Supply disruption and deforestation concerns have grown attention in cocoa-free chocolate alternatives. Start-ups, such as Oakland, Calif.-based Voyage Foods, England’s Win-Win, and the Italian company Foreverland are gaining investors, especially in the free-from and fair trade category.

Yet chocolate alternatives, sometimes made with carob, won’t appeal to every chocolate lover.

Plus, it’s often not desirable to remove cocoa completely. Replacing 25 to 35% cocoa by adding a ingredient that augments cocoa flavor may be enough to ease supply challenges.

Pairing Like with Like

One place to start is by blending in ingredients that taste good on their own and are proven pairs with chocolate. A bonus is the ingredient that can support chocolate flavor is made domestically. For solutions, developers are turning to plants beyond carob.

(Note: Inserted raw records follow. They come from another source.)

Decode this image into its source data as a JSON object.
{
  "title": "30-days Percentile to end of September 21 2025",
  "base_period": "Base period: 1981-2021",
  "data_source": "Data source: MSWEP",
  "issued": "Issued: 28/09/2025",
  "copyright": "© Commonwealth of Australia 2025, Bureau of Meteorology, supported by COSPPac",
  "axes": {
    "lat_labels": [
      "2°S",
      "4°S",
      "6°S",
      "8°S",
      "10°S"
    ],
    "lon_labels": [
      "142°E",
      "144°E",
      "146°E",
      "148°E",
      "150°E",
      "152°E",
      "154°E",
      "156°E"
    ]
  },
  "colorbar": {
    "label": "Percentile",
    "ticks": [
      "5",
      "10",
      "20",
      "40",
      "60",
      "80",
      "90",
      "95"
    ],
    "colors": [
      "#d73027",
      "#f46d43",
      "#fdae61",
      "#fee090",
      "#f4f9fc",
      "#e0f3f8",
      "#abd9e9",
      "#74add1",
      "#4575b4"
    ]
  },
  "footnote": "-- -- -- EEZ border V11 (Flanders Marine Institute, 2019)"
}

Take the prune, a fruit with a history of being used in European chocolate confections. On its own, the specific variety of dried plum has roasted caramel notes and mellow sweetness. When used in baking, it supports the Maillard reaction.

“Prunes have a deep, dark-berry, sweet-caramel flavor profile,” explains Vai-Meng Leonard, Director of R&D for Yuba City, Calif.-based Sunsweet Growers. “Therefore they naturally enhance chocolate flavor.”

Benchtop Tests

Morgan Downie, a student of culinary arts and food science at Orange Coast College in Costa Mesa, Calif., tested whether it was possible to reduce cocoa in  fudgy brownies by at least 25% without loss of sensory or texture attributes of cocoa.

She made batches of fudgy brownies, each using one of three prune-based ingredients: prune powder, prune juice concentrate, and prune puree, at levels of 25% and 35% cocoa reduction.

Each experimental batch of batter was easy to work with and baked up as fudgy as the control. The prune ingredients did not make the brownies too sweet, however there was room for sugar reduction. Prune powder did not require a change in baking time or temperature, though the concentrate and the puree required slight increases in bake times.

In peer review, Downie found the feedback to be positive cross the board for control and experimental batches. Each fudgy brownie tasted decadent and rich, with a similar visual appeal. Some tasters even preferred the richness of the 35% reduction, which had subtle fruit notes.

Downie, who specializes in pastry, said she was pleasantly surprised how easy and effective the prune worked in the applications and is planning on more experiments using prune with chocolate. It won’t take the place of chocolate, but it can help enhance the rich chocolate flavor consumers expect.

“These options give R&D professionals the flexibility to reduce cocoa in an unstable supply environment,” Leonard says.